The Temple church is one of the oldest – and oddest – in London.  It used to also be one of the quietest until Dan Brown featured it in The Da Vinci Code.  It is now often  besieged by groups of slightly baffled looking visitors clutching his book.  It is easy to be snobby about such things but in actual fact the environs of the church – the courtyards and alleys of the Middle Temple are wonderful for everyone.  I particularly like the sombre message on the sundial in Pump Court:

“Like shadows we are and like shadows depart!”

Very appropriate in a country where you can only use a sun dial about ten days a year.
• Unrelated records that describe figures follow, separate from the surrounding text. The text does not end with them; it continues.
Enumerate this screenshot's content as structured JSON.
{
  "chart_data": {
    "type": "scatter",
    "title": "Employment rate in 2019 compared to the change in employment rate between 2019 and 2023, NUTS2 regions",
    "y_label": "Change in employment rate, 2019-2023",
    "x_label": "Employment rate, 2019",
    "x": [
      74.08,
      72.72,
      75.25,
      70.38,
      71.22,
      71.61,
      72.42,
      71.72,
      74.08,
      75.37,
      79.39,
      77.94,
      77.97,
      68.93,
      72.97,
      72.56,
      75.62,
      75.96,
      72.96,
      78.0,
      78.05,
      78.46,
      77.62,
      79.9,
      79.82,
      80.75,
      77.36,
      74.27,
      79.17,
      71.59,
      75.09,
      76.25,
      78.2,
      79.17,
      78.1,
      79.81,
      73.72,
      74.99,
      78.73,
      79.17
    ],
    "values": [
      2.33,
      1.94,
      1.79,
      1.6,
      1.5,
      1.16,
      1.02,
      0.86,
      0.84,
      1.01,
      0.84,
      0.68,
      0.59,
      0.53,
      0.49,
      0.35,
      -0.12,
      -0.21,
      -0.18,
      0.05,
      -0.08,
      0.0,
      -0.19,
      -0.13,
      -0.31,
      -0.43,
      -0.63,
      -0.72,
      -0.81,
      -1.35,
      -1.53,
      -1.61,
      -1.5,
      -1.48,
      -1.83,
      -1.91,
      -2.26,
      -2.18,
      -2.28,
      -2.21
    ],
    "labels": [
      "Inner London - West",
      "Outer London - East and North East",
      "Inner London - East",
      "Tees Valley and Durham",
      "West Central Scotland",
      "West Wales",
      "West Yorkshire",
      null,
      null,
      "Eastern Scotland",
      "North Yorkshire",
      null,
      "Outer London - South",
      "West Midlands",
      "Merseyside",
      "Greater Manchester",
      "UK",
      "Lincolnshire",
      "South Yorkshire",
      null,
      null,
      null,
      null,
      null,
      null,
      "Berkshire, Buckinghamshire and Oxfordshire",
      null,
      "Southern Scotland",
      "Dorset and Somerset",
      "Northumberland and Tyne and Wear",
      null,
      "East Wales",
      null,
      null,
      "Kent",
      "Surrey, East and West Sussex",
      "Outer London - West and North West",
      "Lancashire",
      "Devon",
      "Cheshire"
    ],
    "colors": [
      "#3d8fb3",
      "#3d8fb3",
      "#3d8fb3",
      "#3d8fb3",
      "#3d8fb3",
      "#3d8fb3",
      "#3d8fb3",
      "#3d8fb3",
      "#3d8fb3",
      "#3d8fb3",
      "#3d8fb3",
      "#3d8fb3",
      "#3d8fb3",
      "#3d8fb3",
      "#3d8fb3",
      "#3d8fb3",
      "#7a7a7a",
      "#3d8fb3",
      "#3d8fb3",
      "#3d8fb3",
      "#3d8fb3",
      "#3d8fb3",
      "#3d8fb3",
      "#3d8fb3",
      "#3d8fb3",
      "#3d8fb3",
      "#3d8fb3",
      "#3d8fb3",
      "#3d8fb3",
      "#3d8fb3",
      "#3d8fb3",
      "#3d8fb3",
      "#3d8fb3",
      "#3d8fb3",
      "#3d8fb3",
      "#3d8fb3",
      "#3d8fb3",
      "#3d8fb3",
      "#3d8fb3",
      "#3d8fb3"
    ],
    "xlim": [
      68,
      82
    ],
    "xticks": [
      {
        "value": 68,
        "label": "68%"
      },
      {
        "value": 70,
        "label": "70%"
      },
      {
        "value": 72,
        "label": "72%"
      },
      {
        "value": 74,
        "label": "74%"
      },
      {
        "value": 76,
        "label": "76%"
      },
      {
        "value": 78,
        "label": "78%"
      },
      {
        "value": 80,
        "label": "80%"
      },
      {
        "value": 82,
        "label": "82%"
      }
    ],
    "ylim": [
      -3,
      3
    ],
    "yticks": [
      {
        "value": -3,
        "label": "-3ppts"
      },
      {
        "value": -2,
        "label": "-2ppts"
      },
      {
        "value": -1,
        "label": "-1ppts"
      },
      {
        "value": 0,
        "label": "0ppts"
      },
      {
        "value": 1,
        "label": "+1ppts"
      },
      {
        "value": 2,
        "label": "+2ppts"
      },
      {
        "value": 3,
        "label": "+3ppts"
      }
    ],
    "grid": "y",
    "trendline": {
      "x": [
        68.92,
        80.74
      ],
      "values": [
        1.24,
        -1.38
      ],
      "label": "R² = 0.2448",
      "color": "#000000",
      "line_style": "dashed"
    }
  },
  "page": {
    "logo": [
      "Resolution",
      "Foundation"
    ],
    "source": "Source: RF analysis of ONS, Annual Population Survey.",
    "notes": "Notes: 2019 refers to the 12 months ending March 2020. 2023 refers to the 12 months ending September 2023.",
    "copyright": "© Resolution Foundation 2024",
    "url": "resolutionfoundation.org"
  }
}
Sitting by the pool in Fountain court as the Autumn leaves are falling is a happy thing.  It is the spot in Dickens’s Martin Chuzzlewit where John Westlock declares his love for Ruth Pinch:

“Brilliantly the Temple Fountain sparkled in the sun, and laughingly its liquid music played, and merrily the idle drops of water danced and danced, and, peeping out in sport among the trees, plunged lightly down to hide themselves, as little Ruth and her companion came towards it.

One thing that the Da Vinci tourists and Dan Brown (though not Dickens) miss of course is that the ancients had a rather well defined sense of humour.  These images are some of the caricatures and grotesque gargoyles sprinkled amongst the saints and general worthies within the church.